Theme Week: 1 God, 1 Messiah – Deuteronomy 6
Old Testament Reading: Deuteronomy 1 & 2
Psalms Reading: Psalm 77
(Our SeekGrowLove 2023 Bible reading plan includes 7 theme weeks spread throughout the year. This week is the first and will focus on 1 God, 1 Messiah. The OT and Psalms readings will continue and the third reading will be a chapter that lends itself to the theme. At the bottom of each devotion is a link to the yearly schedule you may download and print if you would like to keep track of where we are going next. Thanks for reading along! Let’s keep Seeking God in His Word, Growing our Faith and Loving Him More and More!)
Deuteronomy 6 is seen as a foundational chapter for discussing the “oneness” of God. People sometimes divide the teachings of Christianity into orthodoxy (right teaching) and orthopraxy (right action). On that basis the idea of there being only one God generally gets put under the heading of a teaching. But I think God may see our faith as a more active part of our lives than that description brings to mind.
When Moses says, at the start of Deuteronomy 6, that he is relaying “the commandments, the statutes and the judgments which the Lord your God has commanded me to teach you” (NASB) he is continuing a thought from Deuteronomy 5 (see v. 31). Moses had described how it made the Hebrews afraid when they heard God’s voice at Horeb (Sinai) almost 40 years earlier. They had asked God not to speak aloud to them anymore, but to speak to them through Moses. The people gathered at that mountain knew that God was their God. God had already proven His faithfulness (He brought them safely from Egypt, after all), but God had also shown His judgment. They believed that to keep hearing that voice would mean their deaths. And God didn’t object to what they said. Maybe God even agreed that they risked death from being exposed so closely to God’s holiness, if only because they wouldn’t always respond to it properly. “Oh that they had such a heart in them, that they would fear Me and keep all my commandments always, that it may be well with them and with their sons forever!” (5:29).

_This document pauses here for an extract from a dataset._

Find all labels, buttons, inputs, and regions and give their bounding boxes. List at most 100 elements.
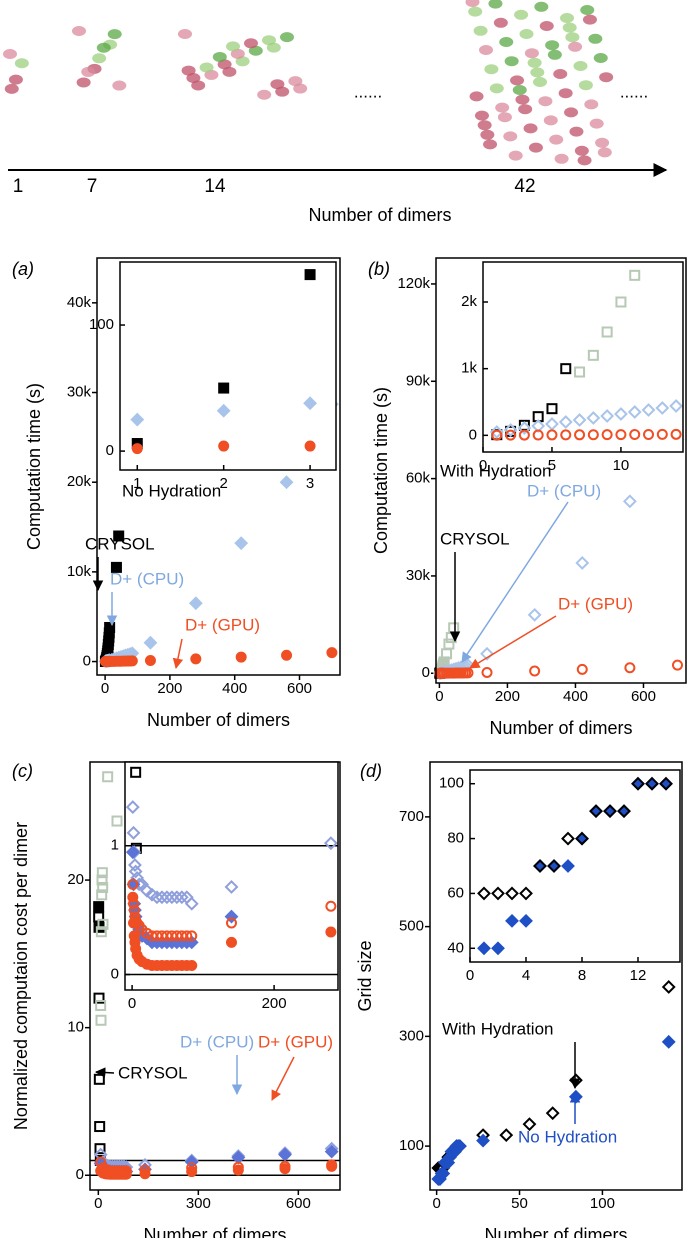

Moses says he is going to tell us “the commandments, the statutes and the judgments,” and what he starts with is that the Lord is God and is singular, which feels close to the core of the matter. This chapter opposed the nations in the land the Hebrews were about to enter. But the message is deeper than a warning against the idols that would all too often distract coming generations of Hebrews. This is about commitment and devotion in living for God. To love with your whole heart, your whole soul/life, and all your might – that is not something you can just fall into, it is something you choose, and which you need to keep on choosing.
Moses was about to die, this speech was his farewell address, and he offered a plan that could steer the course of the history ahead of him. The generation that was being told these things was able to remember the miracles of the desert; many of them still could recall the Exodus and crossing the Red Sea. The idea was for that knowledge, that certainty about God, to be presented to each generation so it could take hold of faith for itself. But things did not go that way.
Lord, please allow me to love you with my whole heart, soul and might. I know this is not the first time I have pledged this, and that I have not maintained that focus. But you, Lord, are a great God. You are worth turning back to, I will not give up on you because I am imperfect. And you are a merciful Lord who is willing to receive those who turn back. You will not give up on me because I am imperfect. Please help me to be renewed in what is appropriate for your glory, and to do service for your name and the name of your son, Jesus. Thank you, Lord. Amen
-Daniel Smead
Daniel Smead is a father of two, former pastor of the Eden Valley Church of God, former editor of the Church of God Adult Quarterly and sometime teacher at Atlanta Bible College. He lives in Minnesota with his family and attends the Pine Grove Bible Church. In his free time he is working on creating a board game centered around early Christian heresies.
reflection Questions:
- The text says to bind these words on your hands and your foreheads. Some see this as a metaphor, saying to let the scripture affect what you do with your hands, and how you think. What are some ways you could do that?
- Verse 24 says that we are to “fear the Lord our God for our good always”. Is it difficult to remember that God does not want anything for us that is bad for us? How do you remind yourself of that?
- It sometimes seems impossible that the Hebrews were denying God’s existence, rather they failed to worship their God by choosing to describe God to themselves as something other than what God is. At Sinai they pictured God as a golden calf, wanting to see the unseeable God, making God more understandable for themselves. Perhaps at Jericho Achan – who had been present for Moses’ speech – managed to mistake God for someone who cared about human wealth and advancement more than purity. Perhaps you can think of some other applications of this principle. How clearly do you think you understand what God is like? How does that understanding help you?